7. Units in astronomy and astrophysics, history of definitions. Units in photometry.
8. Electromagnetic radiation, black body radiation - laws.
9. Classical methods of stellar observations. Spectral classification, luminosity classes, n-dimensional classification, Hertzsprung-Russell diagram (HRD), colour diagram for globular and open clusters.
10. Evolution of stars in HRD. Classification of variable stars and their location in HRD. Pulsating variables - Cepheids, RR Lyr stars, mirids and irregular variables. Relation period-luminostity, determining distances using cepheids. Baade-Wesselink method. Flare stars - novae, supernovae. Light curves, spectra, radial velocities.
11. Eclipsing binaries, spectroscopic and visual double stars. Exoplanets.
12. Our Galaxy. Structure, kinematics and dynamics, rotation. Oort constants. Galactic core.
13. Galaxies and quasars. Hubble classification of galaxies. Active galaxies. BL Lac objects. Radio observation of galaxies, relativistic jets.
14. Optical systems of telescopes: Newton, Cassegrain, Gregory, Schmidt, Maksutov … Principles of mechanical construction of telescopes and how they are controlled. Active and adaptive optics. Telescopes in space - IUE, IRAS, HST, HIPPARCOS, Kepler …
15. Photometry. Detectors - human eye, photographic emulsion, photomultiplyer, CCD. Photometric systems. Ultraviolet and infrared photometry. Filters, systemUBVRI. Differential and absolute photometry. Extinction. Calibrations. Evaluation of photometric measurements.
16. Spectroscopy. Principles, prisma and grid spectrum. Dispersion curve. Spectrograph. Microphotometer. Reference spectrum. Non-conventional spectroscopy. Atlantes, tables of spectral lines. Methods of processing and evaluation of spectra. Radial velocities.
17. Radioastronomy. Antennes. Receivers. Point sources and extended sources, continuous and line spectra. Interferometry, apperture synthesis, VLBI. Radar equation.
18. Ultraviolet, X-ray and gamma astronomy.
19. Instruments in solar physics. Helioscopic eyepiece, coelostat, solar spectrograph, coronograph.
20. Properties and detection of polarized light. Stokes parameters. Polarimeter, Wollaston polarizator.

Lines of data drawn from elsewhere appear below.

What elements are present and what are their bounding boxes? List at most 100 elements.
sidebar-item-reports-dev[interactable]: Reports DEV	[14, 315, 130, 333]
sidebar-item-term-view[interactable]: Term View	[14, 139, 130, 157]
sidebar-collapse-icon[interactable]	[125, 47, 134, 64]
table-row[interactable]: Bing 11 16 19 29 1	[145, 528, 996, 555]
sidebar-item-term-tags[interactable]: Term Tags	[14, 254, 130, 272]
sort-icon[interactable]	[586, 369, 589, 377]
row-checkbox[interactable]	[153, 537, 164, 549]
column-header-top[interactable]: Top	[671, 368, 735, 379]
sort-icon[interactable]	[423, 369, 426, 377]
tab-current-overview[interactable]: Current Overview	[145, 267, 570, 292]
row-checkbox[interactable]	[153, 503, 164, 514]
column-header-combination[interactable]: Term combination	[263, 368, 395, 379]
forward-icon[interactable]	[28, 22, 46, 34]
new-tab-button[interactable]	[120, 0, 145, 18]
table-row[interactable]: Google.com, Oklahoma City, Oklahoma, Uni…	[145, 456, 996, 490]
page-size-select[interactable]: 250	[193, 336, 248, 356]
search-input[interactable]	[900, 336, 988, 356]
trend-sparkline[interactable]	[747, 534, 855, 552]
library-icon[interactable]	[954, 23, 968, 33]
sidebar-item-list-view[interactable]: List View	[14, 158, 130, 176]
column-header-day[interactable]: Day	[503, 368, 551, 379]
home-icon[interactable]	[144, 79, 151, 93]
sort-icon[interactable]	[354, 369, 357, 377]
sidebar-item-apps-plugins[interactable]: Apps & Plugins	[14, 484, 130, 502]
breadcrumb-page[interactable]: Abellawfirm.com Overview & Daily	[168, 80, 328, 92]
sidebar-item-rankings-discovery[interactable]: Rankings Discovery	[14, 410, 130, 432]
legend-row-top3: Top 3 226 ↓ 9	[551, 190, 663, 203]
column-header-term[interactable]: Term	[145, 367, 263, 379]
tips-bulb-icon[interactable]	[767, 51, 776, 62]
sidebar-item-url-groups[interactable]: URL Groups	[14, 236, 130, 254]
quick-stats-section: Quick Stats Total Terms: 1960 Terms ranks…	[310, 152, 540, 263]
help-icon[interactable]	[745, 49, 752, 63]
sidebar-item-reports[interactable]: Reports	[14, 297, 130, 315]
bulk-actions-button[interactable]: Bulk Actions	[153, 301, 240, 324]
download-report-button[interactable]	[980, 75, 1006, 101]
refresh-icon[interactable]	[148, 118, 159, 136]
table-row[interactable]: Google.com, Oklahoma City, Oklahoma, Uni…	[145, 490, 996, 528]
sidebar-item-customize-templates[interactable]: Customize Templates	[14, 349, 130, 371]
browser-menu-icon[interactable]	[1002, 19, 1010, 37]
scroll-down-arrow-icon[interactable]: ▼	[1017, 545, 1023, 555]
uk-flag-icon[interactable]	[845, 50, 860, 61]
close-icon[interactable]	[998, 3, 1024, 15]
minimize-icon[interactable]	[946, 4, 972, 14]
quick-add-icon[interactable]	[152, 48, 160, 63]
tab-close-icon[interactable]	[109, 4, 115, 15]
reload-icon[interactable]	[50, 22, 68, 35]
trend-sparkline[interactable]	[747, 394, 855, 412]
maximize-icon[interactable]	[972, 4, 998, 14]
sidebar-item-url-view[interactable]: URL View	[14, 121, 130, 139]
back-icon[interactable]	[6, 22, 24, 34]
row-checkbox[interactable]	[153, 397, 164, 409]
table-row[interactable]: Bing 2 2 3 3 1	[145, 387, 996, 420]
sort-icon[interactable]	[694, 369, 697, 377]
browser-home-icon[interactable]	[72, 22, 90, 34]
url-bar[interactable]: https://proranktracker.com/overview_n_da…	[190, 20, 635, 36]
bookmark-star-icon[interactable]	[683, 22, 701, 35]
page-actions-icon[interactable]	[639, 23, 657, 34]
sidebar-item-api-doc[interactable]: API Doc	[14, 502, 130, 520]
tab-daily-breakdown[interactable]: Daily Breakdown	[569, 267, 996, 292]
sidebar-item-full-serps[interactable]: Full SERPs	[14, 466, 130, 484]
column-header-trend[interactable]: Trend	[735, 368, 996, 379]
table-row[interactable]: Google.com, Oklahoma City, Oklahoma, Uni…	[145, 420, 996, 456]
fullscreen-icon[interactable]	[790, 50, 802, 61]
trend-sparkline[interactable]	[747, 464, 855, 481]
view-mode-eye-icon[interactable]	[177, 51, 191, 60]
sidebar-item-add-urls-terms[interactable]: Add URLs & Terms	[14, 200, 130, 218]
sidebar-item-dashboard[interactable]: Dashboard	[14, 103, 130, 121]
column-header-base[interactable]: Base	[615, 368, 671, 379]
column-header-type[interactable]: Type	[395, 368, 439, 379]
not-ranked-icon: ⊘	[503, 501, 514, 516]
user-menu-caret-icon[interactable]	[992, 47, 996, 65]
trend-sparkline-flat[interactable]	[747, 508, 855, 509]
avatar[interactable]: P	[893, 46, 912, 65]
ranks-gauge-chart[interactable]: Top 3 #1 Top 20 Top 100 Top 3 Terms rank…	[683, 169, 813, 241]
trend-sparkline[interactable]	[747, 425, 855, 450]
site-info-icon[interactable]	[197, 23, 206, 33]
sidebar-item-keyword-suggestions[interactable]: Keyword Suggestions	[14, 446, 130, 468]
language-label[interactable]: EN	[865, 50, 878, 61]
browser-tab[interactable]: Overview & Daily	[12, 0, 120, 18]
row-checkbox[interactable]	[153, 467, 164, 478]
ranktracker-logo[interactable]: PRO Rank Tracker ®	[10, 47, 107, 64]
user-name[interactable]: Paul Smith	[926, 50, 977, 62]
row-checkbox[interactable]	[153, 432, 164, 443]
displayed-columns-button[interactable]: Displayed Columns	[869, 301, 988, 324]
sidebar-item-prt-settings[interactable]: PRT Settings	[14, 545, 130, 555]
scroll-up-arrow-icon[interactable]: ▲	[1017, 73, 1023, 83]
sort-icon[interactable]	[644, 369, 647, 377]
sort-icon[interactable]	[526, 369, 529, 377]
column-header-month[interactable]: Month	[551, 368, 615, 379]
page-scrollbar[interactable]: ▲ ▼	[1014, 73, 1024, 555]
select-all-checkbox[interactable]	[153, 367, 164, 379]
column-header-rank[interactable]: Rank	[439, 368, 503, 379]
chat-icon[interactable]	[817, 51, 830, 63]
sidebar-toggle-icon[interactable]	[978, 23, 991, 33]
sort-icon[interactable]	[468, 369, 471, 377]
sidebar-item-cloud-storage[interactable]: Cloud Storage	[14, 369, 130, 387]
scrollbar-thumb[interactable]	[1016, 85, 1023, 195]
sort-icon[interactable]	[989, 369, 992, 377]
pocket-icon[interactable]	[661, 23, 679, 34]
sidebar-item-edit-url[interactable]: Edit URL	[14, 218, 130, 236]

21. Detection of cosmic rays, meutrinos and gravitational waves. Project LIGO. Practical exercises (0/2) comprise: - processing of observed data, eg. photometric or spectroscopic, in PC laboratory - computing examples to the first part of lessons (items 1 - 6 of syllabus) - introduction to the world of astronomical research institutions, organizations, observatories, scientific journals and periodicals, data systems and libraries etc. - work with catalogues, atlantes, circulars, yearbooks, archives etc., both in the printed and electronic forms (e.g. CDS Strassbourg, ADS/NASA)
Annotation
This comprehensive lecture offers introduction to the basic parts of astronomy and astrophysics on a level of practical information, theoretical studies are left to the more advanced lectures, e.g. Celestial Mechanics, Cosmic
Plasma Physics, Relativistic Physics etc.
M. Šolc and J.Ďurech are responsible for the part devoted to ephemeris astronomy and astrometry, M. Wolf and P.
Harmanec for second part about observational techniques, methods and instruments, followed by characteristics of objects in the Universe. Teachers responsible for excercises and practicum are J. Ďurech and P. Zasche.